Post Graduate Legal Fellowships
Most people associate fellowships with the typical masters or doctoral program, but there are a number of paid fellowships for postgraduate law students looking to break into a special interest area of law. The advantage of legal fellowships is that they typically allow you to work in an area of your choosing. They are normally sponsored by a law firm and are setup to last for one to two years. Many of them are in in the public interest area, but if you have a specific interest you should begin researching sponsoring firms or organizations that align with that interest and create a list of potential opportunities. You can also check with your college or university’s office of graduate fellowships office for additional help with your search.

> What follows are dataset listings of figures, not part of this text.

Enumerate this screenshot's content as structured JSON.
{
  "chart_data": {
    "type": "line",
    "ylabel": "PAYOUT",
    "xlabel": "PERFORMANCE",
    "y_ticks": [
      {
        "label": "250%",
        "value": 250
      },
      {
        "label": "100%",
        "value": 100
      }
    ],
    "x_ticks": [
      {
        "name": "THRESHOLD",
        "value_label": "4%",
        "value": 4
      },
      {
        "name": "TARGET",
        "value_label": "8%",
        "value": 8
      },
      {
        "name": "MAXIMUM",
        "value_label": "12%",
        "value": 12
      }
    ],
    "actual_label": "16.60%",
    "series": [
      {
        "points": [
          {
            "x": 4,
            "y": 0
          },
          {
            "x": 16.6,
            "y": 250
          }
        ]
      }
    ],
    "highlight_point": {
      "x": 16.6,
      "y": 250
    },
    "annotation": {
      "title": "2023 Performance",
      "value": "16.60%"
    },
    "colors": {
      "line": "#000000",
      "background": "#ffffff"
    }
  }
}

Whether a legal nonprofit organization like Earthjustice, a legal aid organization or a service-oriented nonprofit organization like the United Way or American Red Cross, the nonprofit route provides many options in both the legal and non-legal areas. Legal nonprofit organizations provide opportunities to work directly with clients and/or on a variety of legal issues. Service-oriented nonprofit organizations offer an even wider variety of jobs from general counsel to outreach and public relations. Opportunities can include anything from managing an organization to working in a specific area such finance/accounting, human resources, research, or event coordination. Job listings for these types of opportunities can often be found on-line, on both general, and specialized job sites or on an individual organization’s Web site. This type of work can be very rewarding, especially if you have a passion for the individuals or causes.
Fundraising and Development
Often it slips the minds of students that there is an entire field of fundraising and development work that can benefit greatly from a legal perspective. This includes nonprofit organizations as well as colleges, universities, booster organizations, religious organizations, foundations, and philanthropies. Available work includes nontraditional opportunities for contract review, fundraising, sponsorship development, research, policy analysis, risk, fiscal responsibility, real estate and constituent services. These opportunities offer great flexibility in exercising legal knowledge and judgement and provide a chance to work in different cross-sectional areas. As with other nonprofit jobs, job listings can be found on job sites and organization Web sites.
No matter what you decide to do with your law degree, you will find that law permeates any area you might choose. So branch out, combine your search with your own interests, and look into areas you may have not considered. Also, do not forget to network, talk to people in positions that interest you, and take advantage of the resources to which you currently have access. Moreover, have fun and follow your passions!